En el alojamiento para turistas —unos ruinosos bungalós en un parque cubierto de flora silvestre— vivían, aparte de mí, un par de gatos desnutridos. Mis días transcurrían siempre iguales. Leía, daba breves paseos, siempre bajo la constante amenaza de lluvia, y por el mediodía y por las noches comía en el único restaurante del lugar. Al cabo de una semana, el camarero ya hacía como si no me conociera. Nadie parecía interesarse por mí salvo Esperanza, la camarera encargada de hacer las habitaciones.
Esperanza era bajita y frágil, pero tenía una expresión decidida en el rostro y hacía su trabajo con tal rapidez que parecía no haber hecho otra cosa en su vida.
—Voy prepararte la cama —me había dicho cuando apareció por primera vez en mi bungaló. Diez minutos después estaba de nuevo en la puerta, carraspeó y me dijo—: Este país es tierra de montañas y valles, el agua bebe de la lluvia caída del cielo.
Al día siguiente vino a la misma hora, hizo la habitación y, al terminar, dijo:
—También yo quisiera ir allí y ver ese hermoso país.
Cada mañana Esperanza decía una sola frase y luego desaparecía. No supe lo que quería de mí hasta que me dijo:
—Y entonces, entre los prisioneros, divisas a una mujer hermosa, te sientes conmovido a causa del amor, pretendes tomarla por esposa.
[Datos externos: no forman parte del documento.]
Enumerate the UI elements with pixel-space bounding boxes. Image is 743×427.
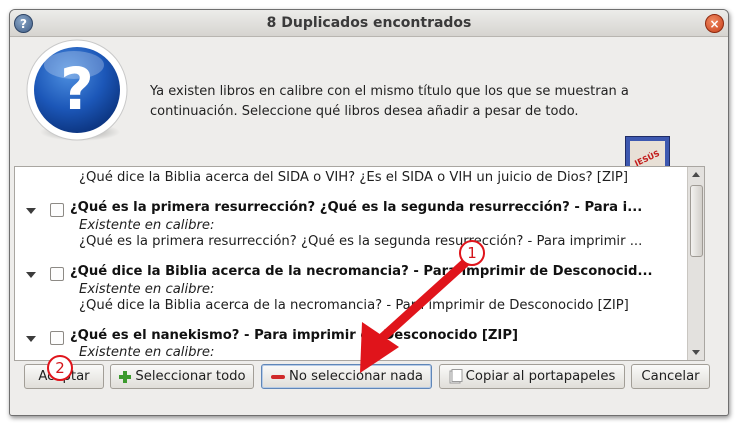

Esta vez también desapareció, pero yo la seguí. Vi cómo acariciaba a uno de los gatos salvajes y luego desaparecía en un aledaño del edificio donde estaban las dependencias del hotel. Sin tocar a la puerta, entré. Esperanza estaba de pie en aquel recinto a oscuras en el que parecía habitar, y dijo:
—Él me besa con el beso de su boca.
Sólo mucho más tarde, cuando Esperanza ya hacía tiempo que hablaba el alemán como su propia lengua materna, me contó lo que significaban aquellas frases. Muchos años antes se había enamorado de un misionero alemán que había estado viviendo en uno de los bungalós. Un buen día, el joven no volvió de uno de sus paseos. En su maleta Esperanza encontró dos libros, un diccionario y una Biblia. En vistas de que jamás renunció a la esperanza de que aquel hombre volviera algún día, fue aprendiendo, en las largas noches, un poco de alemán. No había pasado, en su lectura, apenas del libro de Moisés, pero en él encontró todo lo que quería decirle a su amado. O a cualquier otro. Me enseñó la hoja con las frases que había conservado como prueba de nuestro extraño amor. La última frase me la dijo al final de aquel largo día en el que entré por primera vez a su habitación:
—Por supuesto que quiero marcharme contigo.